The frame rate is the number of frames of pictures transmitted in one second, and can also be understood as the number of times the graphics processor refreshes per second.
-Surveillance cameras (network cameras and touch you cameras)
-Cameras required by different industries (ultra-wide dynamic camera, infrared camera, thermal imaging camera, etc.)
-Smart camera
-Industrial cameras
Network cameras are generally higher in definition than traditional analog cameras. Analog cameras are currently in a state of being eliminated. It can be understood as the previous generation of surveillance cameras, and network cameras are currently a mainstream camera. Cameras, in about 13 years, probably 70% to 80% of the market is analog cameras, but now maybe 60% to 70% are network cameras.

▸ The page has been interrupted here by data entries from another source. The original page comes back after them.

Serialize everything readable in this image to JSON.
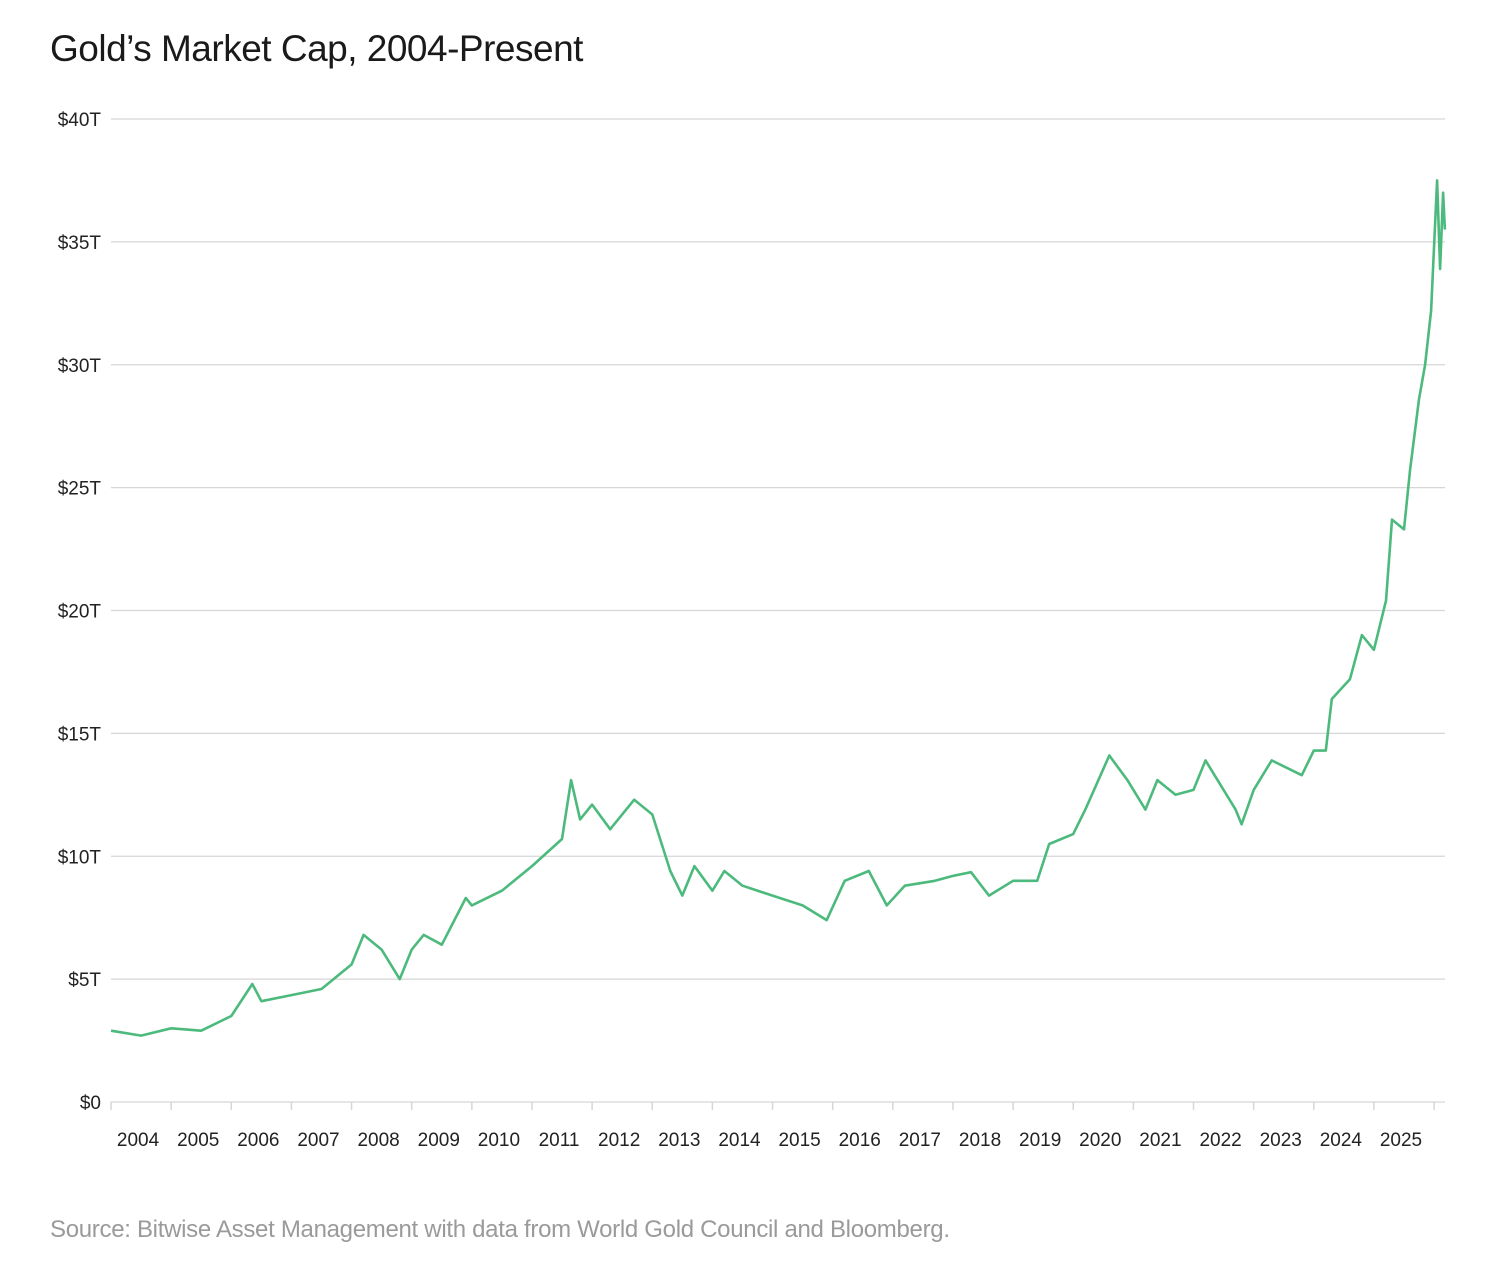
{
  "chart_data": {
    "type": "line",
    "title": "Gold’s Market Cap, 2004-Present",
    "source": "Source: Bitwise Asset Management with data from World Gold Council and Bloomberg.",
    "xlabel": "",
    "ylabel": "",
    "ylim": [
      0,
      40
    ],
    "xlim": [
      2004,
      2026.2
    ],
    "yticks": [
      0,
      5,
      10,
      15,
      20,
      25,
      30,
      35,
      40
    ],
    "ytick_labels": [
      "$0",
      "$5T",
      "$10T",
      "$15T",
      "$20T",
      "$25T",
      "$30T",
      "$35T",
      "$40T"
    ],
    "xtick_labels": [
      "2004",
      "2005",
      "2006",
      "2007",
      "2008",
      "2009",
      "2010",
      "2011",
      "2012",
      "2013",
      "2014",
      "2015",
      "2016",
      "2017",
      "2018",
      "2019",
      "2020",
      "2021",
      "2022",
      "2023",
      "2024",
      "2025"
    ],
    "grid": true,
    "line_color": "#4cba7c",
    "series": [
      {
        "x": [
          2004.0,
          2004.5,
          2005.0,
          2005.5,
          2006.0,
          2006.35,
          2006.5,
          2007.0,
          2007.5,
          2008.0,
          2008.2,
          2008.5,
          2008.8,
          2009.0,
          2009.2,
          2009.5,
          2009.9,
          2010.0,
          2010.5,
          2011.0,
          2011.5,
          2011.65,
          2011.8,
          2012.0,
          2012.3,
          2012.7,
          2013.0,
          2013.3,
          2013.5,
          2013.7,
          2014.0,
          2014.2,
          2014.5,
          2015.0,
          2015.5,
          2015.9,
          2016.2,
          2016.6,
          2016.9,
          2017.2,
          2017.7,
          2018.0,
          2018.3,
          2018.6,
          2019.0,
          2019.4,
          2019.6,
          2020.0,
          2020.2,
          2020.6,
          2020.9,
          2021.2,
          2021.4,
          2021.7,
          2022.0,
          2022.2,
          2022.7,
          2022.8,
          2023.0,
          2023.3,
          2023.8,
          2024.0,
          2024.2,
          2024.3,
          2024.6,
          2024.8,
          2025.0,
          2025.2,
          2025.3,
          2025.5,
          2025.6,
          2025.75,
          2025.85,
          2025.95,
          2026.05,
          2026.1,
          2026.15,
          2026.18
        ],
        "values": [
          2.9,
          2.7,
          3.0,
          2.9,
          3.5,
          4.8,
          4.1,
          4.35,
          4.6,
          5.6,
          6.8,
          6.2,
          5.0,
          6.2,
          6.8,
          6.4,
          8.3,
          8.0,
          8.6,
          9.6,
          10.7,
          13.1,
          11.5,
          12.1,
          11.1,
          12.3,
          11.7,
          9.4,
          8.4,
          9.6,
          8.6,
          9.4,
          8.8,
          8.4,
          8.0,
          7.4,
          9.0,
          9.4,
          8.0,
          8.8,
          9.0,
          9.2,
          9.35,
          8.4,
          9.0,
          9.0,
          10.5,
          10.9,
          11.9,
          14.1,
          13.1,
          11.9,
          13.1,
          12.5,
          12.7,
          13.9,
          11.9,
          11.3,
          12.7,
          13.9,
          13.3,
          14.3,
          14.3,
          16.4,
          17.2,
          19.0,
          18.4,
          20.4,
          23.7,
          23.3,
          25.7,
          28.6,
          30.0,
          32.2,
          37.5,
          33.9,
          37.0,
          35.5
        ]
      }
    ]
  }
}
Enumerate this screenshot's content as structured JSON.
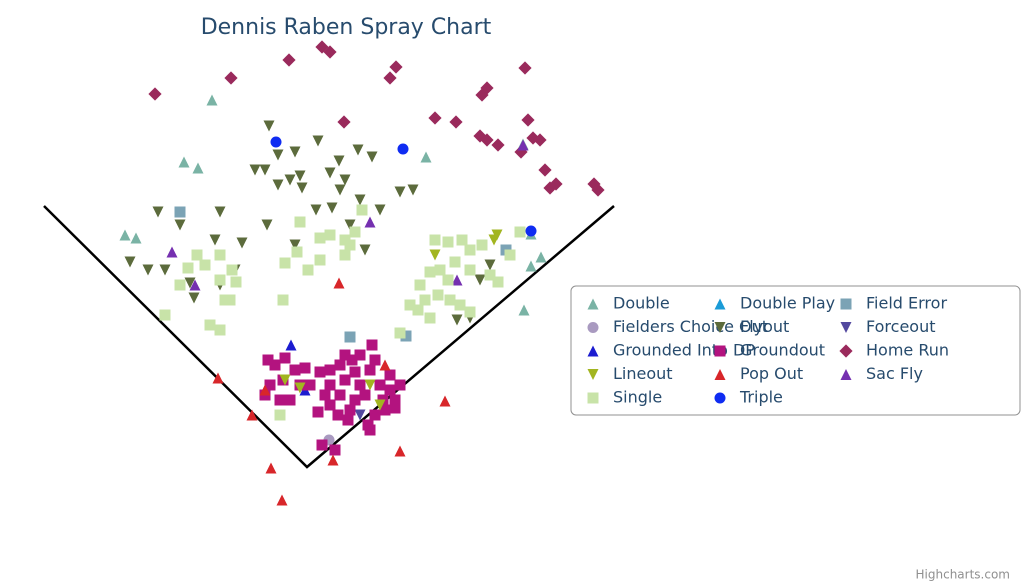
{
  "chart_data": {
    "type": "scatter",
    "title": "Dennis Raben Spray Chart",
    "credits": "Highcharts.com",
    "xlim": [
      -307,
      717
    ],
    "ylim": [
      -118,
      467
    ],
    "series": [
      {
        "name": "Double",
        "color": "#7ab3a5",
        "marker": "triangle",
        "x": [
          -95,
          -123,
          -109,
          -182,
          -171,
          119,
          216,
          224,
          234,
          224,
          217
        ],
        "values": [
          367,
          305,
          299,
          232,
          229,
          310,
          323,
          233,
          210,
          201,
          157
        ]
      },
      {
        "name": "Double Play",
        "color": "#1a9bd7",
        "marker": "triangle",
        "x": [],
        "values": []
      },
      {
        "name": "Field Error",
        "color": "#7ba3b5",
        "marker": "square",
        "x": [
          -127,
          43,
          99,
          199
        ],
        "values": [
          255,
          130,
          131,
          217
        ]
      },
      {
        "name": "Fielders Choice Out",
        "color": "#a99ac0",
        "marker": "circle",
        "x": [
          22
        ],
        "values": [
          27
        ]
      },
      {
        "name": "Flyout",
        "color": "#5c6b3c",
        "marker": "triangle-down",
        "x": [
          -38,
          -29,
          -12,
          11,
          32,
          51,
          65,
          -52,
          -42,
          -29,
          -17,
          -7,
          -5,
          23,
          38,
          33,
          9,
          25,
          53,
          73,
          93,
          106,
          -149,
          -127,
          -87,
          -92,
          -65,
          -177,
          -159,
          -142,
          -117,
          -113,
          -87,
          -72,
          -40,
          -12,
          43,
          58,
          150,
          163,
          173,
          183
        ],
        "values": [
          341,
          312,
          315,
          326,
          306,
          317,
          310,
          297,
          297,
          282,
          287,
          291,
          279,
          294,
          287,
          277,
          257,
          259,
          267,
          257,
          275,
          277,
          255,
          242,
          255,
          227,
          224,
          205,
          197,
          197,
          184,
          169,
          182,
          197,
          242,
          222,
          242,
          217,
          147,
          149,
          187,
          202
        ]
      },
      {
        "name": "Forceout",
        "color": "#53499f",
        "marker": "triangle-down",
        "x": [
          53
        ],
        "values": [
          52
        ]
      },
      {
        "name": "Grounded Into DP",
        "color": "#1c1cd0",
        "marker": "triangle",
        "x": [
          -16,
          -2
        ],
        "values": [
          122,
          77
        ]
      },
      {
        "name": "Groundout",
        "color": "#b3137f",
        "marker": "square",
        "x": [
          -39,
          -32,
          -22,
          -37,
          -42,
          -27,
          -17,
          -7,
          -12,
          13,
          23,
          18,
          11,
          23,
          33,
          38,
          45,
          48,
          53,
          58,
          63,
          65,
          73,
          76,
          83,
          88,
          78,
          68,
          61,
          63,
          43,
          48,
          33,
          38,
          23,
          3,
          93,
          83,
          68,
          53,
          28,
          15,
          41,
          31,
          -2,
          -24,
          88
        ],
        "values": [
          107,
          102,
          109,
          82,
          72,
          67,
          67,
          82,
          97,
          95,
          82,
          72,
          55,
          62,
          72,
          87,
          107,
          95,
          82,
          72,
          97,
          122,
          82,
          67,
          77,
          67,
          57,
          52,
          42,
          37,
          57,
          67,
          102,
          112,
          97,
          82,
          82,
          92,
          107,
          112,
          17,
          22,
          47,
          52,
          99,
          87,
          59
        ]
      },
      {
        "name": "Home Run",
        "color": "#9a2a5c",
        "marker": "diamond",
        "x": [
          -152,
          -76,
          -18,
          15,
          23,
          89,
          83,
          218,
          180,
          175,
          128,
          149,
          37,
          221,
          173,
          180,
          191,
          214,
          226,
          233,
          238,
          243,
          249,
          287,
          291
        ],
        "values": [
          373,
          389,
          407,
          420,
          415,
          400,
          389,
          399,
          379,
          372,
          349,
          345,
          345,
          347,
          331,
          327,
          322,
          315,
          329,
          327,
          297,
          279,
          283,
          283,
          277
        ]
      },
      {
        "name": "Lineout",
        "color": "#a2b520",
        "marker": "triangle-down",
        "x": [
          128,
          190,
          187,
          -22,
          63,
          73,
          -7
        ],
        "values": [
          212,
          232,
          227,
          87,
          82,
          62,
          79
        ]
      },
      {
        "name": "Pop Out",
        "color": "#d8262a",
        "marker": "triangle",
        "x": [
          32,
          -89,
          -55,
          -36,
          -25,
          26,
          93,
          138,
          78,
          -42
        ],
        "values": [
          184,
          89,
          52,
          -1,
          -33,
          7,
          16,
          66,
          102,
          77
        ]
      },
      {
        "name": "Sac Fly",
        "color": "#7530b0",
        "marker": "triangle",
        "x": [
          -135,
          -112,
          63,
          150,
          216
        ],
        "values": [
          215,
          182,
          245,
          187,
          322
        ]
      },
      {
        "name": "Single",
        "color": "#c8e3a8",
        "marker": "square",
        "x": [
          -142,
          -110,
          -102,
          -87,
          -75,
          -71,
          -119,
          -87,
          -127,
          -77,
          -97,
          -87,
          -82,
          -7,
          13,
          23,
          38,
          48,
          55,
          43,
          -22,
          1,
          -24,
          38,
          -10,
          13,
          128,
          141,
          155,
          163,
          175,
          148,
          133,
          123,
          113,
          141,
          163,
          183,
          191,
          203,
          213,
          103,
          118,
          131,
          143,
          153,
          163,
          123,
          111,
          93,
          -27
        ],
        "values": [
          152,
          212,
          202,
          212,
          197,
          185,
          199,
          187,
          182,
          167,
          142,
          137,
          167,
          245,
          229,
          232,
          227,
          235,
          257,
          222,
          204,
          197,
          167,
          212,
          215,
          207,
          227,
          225,
          227,
          217,
          222,
          205,
          197,
          195,
          182,
          187,
          197,
          192,
          185,
          212,
          235,
          162,
          167,
          172,
          167,
          162,
          155,
          149,
          157,
          134,
          52
        ]
      },
      {
        "name": "Triple",
        "color": "#0f2cf2",
        "marker": "circle",
        "x": [
          -31,
          96,
          224
        ],
        "values": [
          325,
          318,
          236
        ]
      }
    ]
  }
}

Performance, in other words, performance will be replaced by another word called Latency (low latency). Low latency means that when your performance is better, your processing analysis efficiency is higher, which is equivalent to the lower your latency. This is performance. The other is called throughput, which means the amount of data you can process at the same time.
And what is the difference between CPU and GPU? The main reason lies in these two places. The CPU is a high-performance, that is, ultra-low latency. It can quickly do complex calculations and can achieve a good performance requirement. The GPU is based on a format called an arithmetic unit, so its advantage is not low latency, because it is really not good at doing complex calculations, each of its processors is very small, relatively weak, but It can let all its weak processors do processing at the same time, which is equivalent to processing a large amount of data at the same time, which means that its throughput is very large, so CPU focuses on performance, and GPU focuses on Throughput.
Stanford CS223B
It is more suitable for the basics and suitable for students who are just getting started. Relatively speaking, the combination with deep learning will be less. It will not focus on deep learning in the whole course, but mainly focus on computer vision, which will cover all aspects.
This should not need to be introduced. Generally, many people know that this is a course that combines computer vision and deep learning. We can see it on YouTube. The teacher of this course is Li Feifei. If you don’t know, you can check it. For a moment, if you do computer vision, this person can be regarded as the "leading" in the industry and academia.
It is a very classic computer vision library, which implements many common computer vision algorithms. Can help everyone get started quickly.
If you are doing computer vision, Caffe is more recommended. Caffe is better at doing convolutional neural networks, which are the most used in computer vision.
So no matter what other open source software you learn later, Caffe is inevitable, because after learning Caffe, you will find that if you understand Caffe, you will use Caffe, and even have the ability to change its source code. You will find that you have a qualitative leap in understanding of deep learning.
TensorFlow has been very popular recently, but its entry barrier is not low. It takes much more time to learn to use it than all other software. Secondly, it is currently not particularly mature and stable, so the update iterations between versions are very There are too many, compatibility is not good, there is still a lot of room for improvement in operating efficiency.